Tuesday , May 18 2021

26% of patients with COPD die 8 years after diagnosis



smoking, exposure to wood smoke, as well as aging populations are risk factors for development Chronic Obstructive Pulmonary Disease (COPD), considered to be an important public health issue throughout the world.

In Mexico, 7.9% of the population suffers, warns Marco Polo Macias, a pulmonologist with High specialty in bronchoscopy.

"Chronic bronchitis and emphysema are terms that are also used to refer to COPD"He added.

Difficulty breathing, chronic coughing and phlegm production are the main symptoms of this disease, which is gradually getting worse.

"But especially the lack of air, which is initially associated with the effort, but in time it grows and appears even without physical activity," said also the respiratory specialist from GSK Mexico.

World COPD Day is commemorated on November 21st.

According to a survival survey in Mexico, 8 years after diagnosis, 26% of patients die, so COPD is now considered an important public health issue.

It requires efforts to prevent, but also reduce, risk factors such as exposure to tobacco smoke and firewood, Macias said.
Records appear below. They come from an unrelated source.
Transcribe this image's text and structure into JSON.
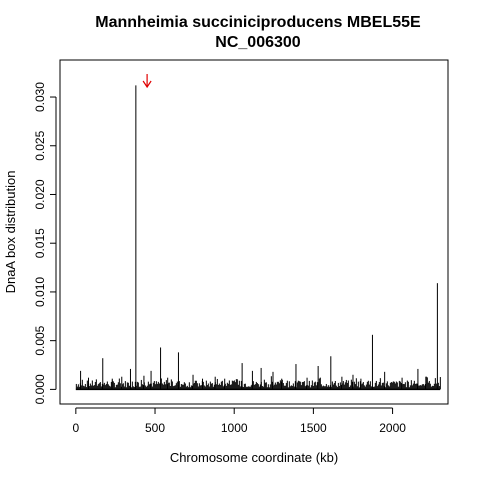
{
  "chart_data": {
    "type": "bar",
    "title": "Mannheimia succiniciproducens MBEL55E",
    "subtitle": "NC_006300",
    "xlabel": "Chromosome coordinate (kb)",
    "ylabel": "DnaA box distribution",
    "xlim": [
      -100,
      2350
    ],
    "ylim": [
      -0.0015,
      0.0338
    ],
    "xticks": [
      0,
      500,
      1000,
      1500,
      2000
    ],
    "xtick_labels": [
      "0",
      "500",
      "1000",
      "1500",
      "2000"
    ],
    "yticks": [
      0.0,
      0.005,
      0.01,
      0.015,
      0.02,
      0.025,
      0.03
    ],
    "ytick_labels": [
      "0.000",
      "0.005",
      "0.010",
      "0.015",
      "0.020",
      "0.025",
      "0.030"
    ],
    "grid": false,
    "legend": "none",
    "annotation": {
      "type": "arrow",
      "color": "#e00000",
      "x_kb": 450,
      "direction": "down"
    },
    "peaks": [
      {
        "x": 30,
        "y": 0.0019
      },
      {
        "x": 80,
        "y": 0.0012
      },
      {
        "x": 170,
        "y": 0.0032
      },
      {
        "x": 230,
        "y": 0.0011
      },
      {
        "x": 290,
        "y": 0.0013
      },
      {
        "x": 345,
        "y": 0.0021
      },
      {
        "x": 379,
        "y": 0.0312
      },
      {
        "x": 430,
        "y": 0.0014
      },
      {
        "x": 475,
        "y": 0.0019
      },
      {
        "x": 535,
        "y": 0.0043
      },
      {
        "x": 580,
        "y": 0.0012
      },
      {
        "x": 648,
        "y": 0.0038
      },
      {
        "x": 740,
        "y": 0.0015
      },
      {
        "x": 800,
        "y": 0.0011
      },
      {
        "x": 880,
        "y": 0.0013
      },
      {
        "x": 940,
        "y": 0.0011
      },
      {
        "x": 1050,
        "y": 0.0027
      },
      {
        "x": 1115,
        "y": 0.0019
      },
      {
        "x": 1170,
        "y": 0.0022
      },
      {
        "x": 1245,
        "y": 0.0018
      },
      {
        "x": 1300,
        "y": 0.0011
      },
      {
        "x": 1390,
        "y": 0.0026
      },
      {
        "x": 1460,
        "y": 0.0012
      },
      {
        "x": 1530,
        "y": 0.0024
      },
      {
        "x": 1610,
        "y": 0.0034
      },
      {
        "x": 1680,
        "y": 0.0013
      },
      {
        "x": 1750,
        "y": 0.0015
      },
      {
        "x": 1800,
        "y": 0.0011
      },
      {
        "x": 1873,
        "y": 0.0056
      },
      {
        "x": 1950,
        "y": 0.0018
      },
      {
        "x": 2060,
        "y": 0.0012
      },
      {
        "x": 2160,
        "y": 0.0021
      },
      {
        "x": 2210,
        "y": 0.0013
      },
      {
        "x": 2283,
        "y": 0.0109
      }
    ]
  }
}
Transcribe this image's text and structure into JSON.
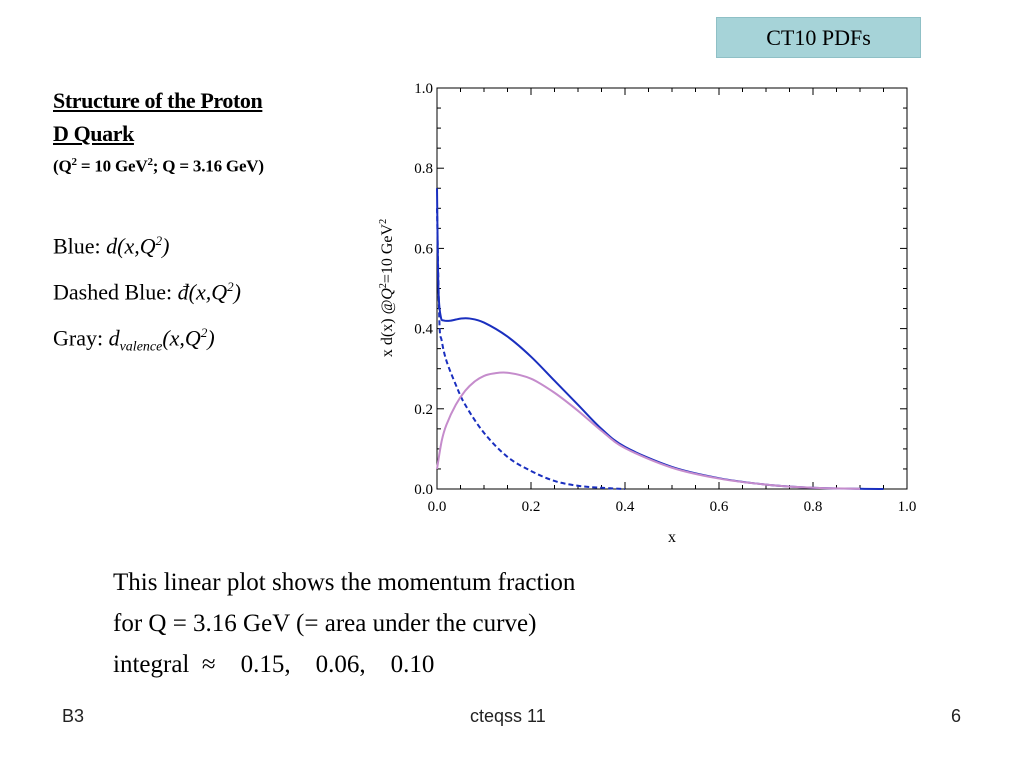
{
  "badge": {
    "label": "CT10 PDFs"
  },
  "title": {
    "line1": "Structure of the Proton",
    "line2": "D Quark",
    "q2_prefix": "(Q",
    "q2_sup": "2",
    "q2_mid": " = 10 GeV",
    "q2_sup2": "2",
    "q2_rest": "; Q = 3.16 GeV)"
  },
  "legend": {
    "blue_label": "Blue: ",
    "blue_formula": "d(x,Q",
    "blue_sup": "2",
    "blue_close": ")",
    "dashed_label": "Dashed Blue: ",
    "dashed_formula": "đ(x,Q",
    "dashed_sup": "2",
    "dashed_close": ")",
    "gray_label": "Gray: ",
    "gray_formula_d": "d",
    "gray_sub": "valence",
    "gray_formula_rest": "(x,Q",
    "gray_sup": "2",
    "gray_close": ")"
  },
  "caption": {
    "line1": "This linear plot shows the momentum fraction",
    "line2": "for Q = 3.16 GeV (= area under the curve)",
    "line3": "integral  ≈    0.15,    0.06,    0.10"
  },
  "footer": {
    "left": "B3",
    "center": "cteqss 11",
    "right": "6"
  },
  "colors": {
    "total": "#1a2fbf",
    "sea": "#1a2fbf",
    "valence": "#c58ccc",
    "badge": "#a6d3d8"
  },
  "chart_data": {
    "type": "line",
    "xlabel": "x",
    "ylabel": "x d(x)",
    "ylabel2": "@Q",
    "ylabel2_sup": "2",
    "ylabel2_rest": "=10 GeV",
    "ylabel2_sup2": "2",
    "xlim": [
      0,
      1
    ],
    "ylim": [
      0,
      1
    ],
    "xticks": [
      "0.0",
      "0.2",
      "0.4",
      "0.6",
      "0.8",
      "1.0"
    ],
    "yticks": [
      "0.0",
      "0.2",
      "0.4",
      "0.6",
      "0.8",
      "1.0"
    ],
    "series": [
      {
        "style": "solid",
        "x": [
          0.0,
          0.003,
          0.008,
          0.015,
          0.03,
          0.05,
          0.07,
          0.1,
          0.15,
          0.2,
          0.25,
          0.3,
          0.35,
          0.4,
          0.5,
          0.6,
          0.7,
          0.8,
          0.9,
          0.95
        ],
        "y": [
          0.75,
          0.5,
          0.43,
          0.42,
          0.42,
          0.425,
          0.425,
          0.415,
          0.38,
          0.33,
          0.27,
          0.21,
          0.15,
          0.105,
          0.055,
          0.027,
          0.011,
          0.003,
          0.0005,
          0.0
        ]
      },
      {
        "style": "dashed",
        "x": [
          0.0,
          0.005,
          0.01,
          0.02,
          0.04,
          0.06,
          0.1,
          0.15,
          0.2,
          0.25,
          0.3,
          0.35,
          0.4
        ],
        "y": [
          0.7,
          0.42,
          0.37,
          0.32,
          0.26,
          0.21,
          0.14,
          0.08,
          0.045,
          0.02,
          0.008,
          0.003,
          0.0
        ]
      },
      {
        "style": "solid",
        "x": [
          0.0,
          0.01,
          0.02,
          0.04,
          0.06,
          0.08,
          0.1,
          0.12,
          0.15,
          0.2,
          0.25,
          0.3,
          0.35,
          0.4,
          0.5,
          0.6,
          0.7,
          0.8,
          0.9
        ],
        "y": [
          0.05,
          0.12,
          0.16,
          0.21,
          0.245,
          0.268,
          0.282,
          0.288,
          0.29,
          0.275,
          0.24,
          0.195,
          0.145,
          0.102,
          0.053,
          0.026,
          0.011,
          0.003,
          0.0005
        ]
      }
    ]
  }
}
This disease affects approximately 251 million people in the world, so we need to pay attention to the risk factors of diagnosing and treating it in a timely manner.
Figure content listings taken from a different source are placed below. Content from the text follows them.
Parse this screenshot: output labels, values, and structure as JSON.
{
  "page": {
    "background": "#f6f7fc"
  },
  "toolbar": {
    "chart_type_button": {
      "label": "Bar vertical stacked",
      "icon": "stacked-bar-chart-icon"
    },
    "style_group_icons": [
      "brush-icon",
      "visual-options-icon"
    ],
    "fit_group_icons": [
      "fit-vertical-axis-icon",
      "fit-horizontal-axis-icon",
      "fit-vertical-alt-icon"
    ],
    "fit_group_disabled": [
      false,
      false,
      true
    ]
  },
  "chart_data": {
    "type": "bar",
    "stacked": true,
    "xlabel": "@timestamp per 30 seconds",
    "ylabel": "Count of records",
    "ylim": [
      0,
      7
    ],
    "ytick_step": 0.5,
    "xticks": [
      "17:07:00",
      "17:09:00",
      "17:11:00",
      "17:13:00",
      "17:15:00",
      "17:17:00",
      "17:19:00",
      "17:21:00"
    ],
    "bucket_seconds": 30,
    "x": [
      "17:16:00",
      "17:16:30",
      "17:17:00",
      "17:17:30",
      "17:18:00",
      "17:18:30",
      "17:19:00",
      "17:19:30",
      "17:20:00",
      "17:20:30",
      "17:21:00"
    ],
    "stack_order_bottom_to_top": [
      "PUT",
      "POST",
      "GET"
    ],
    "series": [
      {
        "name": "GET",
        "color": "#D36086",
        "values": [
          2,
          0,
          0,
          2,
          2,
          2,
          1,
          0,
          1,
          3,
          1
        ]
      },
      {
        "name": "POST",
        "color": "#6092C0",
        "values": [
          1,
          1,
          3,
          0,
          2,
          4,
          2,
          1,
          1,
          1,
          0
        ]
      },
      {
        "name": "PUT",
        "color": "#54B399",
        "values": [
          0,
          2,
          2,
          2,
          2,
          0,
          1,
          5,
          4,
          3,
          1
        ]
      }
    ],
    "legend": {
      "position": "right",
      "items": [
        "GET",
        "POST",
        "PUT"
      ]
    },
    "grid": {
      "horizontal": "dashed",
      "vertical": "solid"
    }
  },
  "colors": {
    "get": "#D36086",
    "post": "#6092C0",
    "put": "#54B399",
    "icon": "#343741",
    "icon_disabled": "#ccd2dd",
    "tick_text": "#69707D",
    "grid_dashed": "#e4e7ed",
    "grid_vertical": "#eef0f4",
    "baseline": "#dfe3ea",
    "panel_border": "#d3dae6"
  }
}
COPD causes physical disabilities because some patients depend on oxygen for at least 18 hours a day, which limits their daily activities.

In addition, they suffer from frequent exacerbations; that is, more intense episodes of symptoms that can last from days to weeks.

They even need hospitalization, which may involve an annual medical cost of up to 100,000 pesos.

This year, Macias said, thanks to GSK's research and development investment, it was possible to launch a new therapeutic option.

"It is a triple therapy consisting of long-acting inhaled and long-acting bronchodilators that showed a reduction of up to 25% at the risk of moderate to severe exacerbations and 34% in severe exacerbations leading to hospitalization," he pointed out

European scientists create a vest to control the lungs of patients with COPD

A group of researchers from eight European Union countries have developed a vest to "monitor" the lungs of COPD patients in real time.

According to the Portuguese University of Coimbra (UC), which is taking part in the initiative with eight Portuguese researchers, one of the benefits of this news fund, funded by the European Union, with 10 million euros, is that the lungs images will be obtained in a non-invasive way through different electrical currents.

The ultimate goal of the research, which has been developed over the past four years and involves specialists from Greece, Italy, Germany, Great Britain, Switzerland and the Netherlands, is to detect early complications that can be experienced by patients with COPD a disease that in 2030 will be the fourth cause of death in the world.

With this waistcoat called "Welcome", the paradigm of treatment of this disease will change, once institutionalized, because it is a commitment to prediction, prevention, personalization and participation in medications, according to the UC.

COPD is a respiratory disease fundamentally linked to smoking habits. This has traditionally been associated with man. However, the vulnerability of women to tobacco smoke and their late incorporation into this practice causes an increase in the number of cases of this disease in women in recent years.

For the first time in the history of the United States, COPD deaths in women exceeded those of men, figures that have tripled over the last twenty years.

This trend is also observed in other developed countries such as Canada, the United Kingdom or Finland.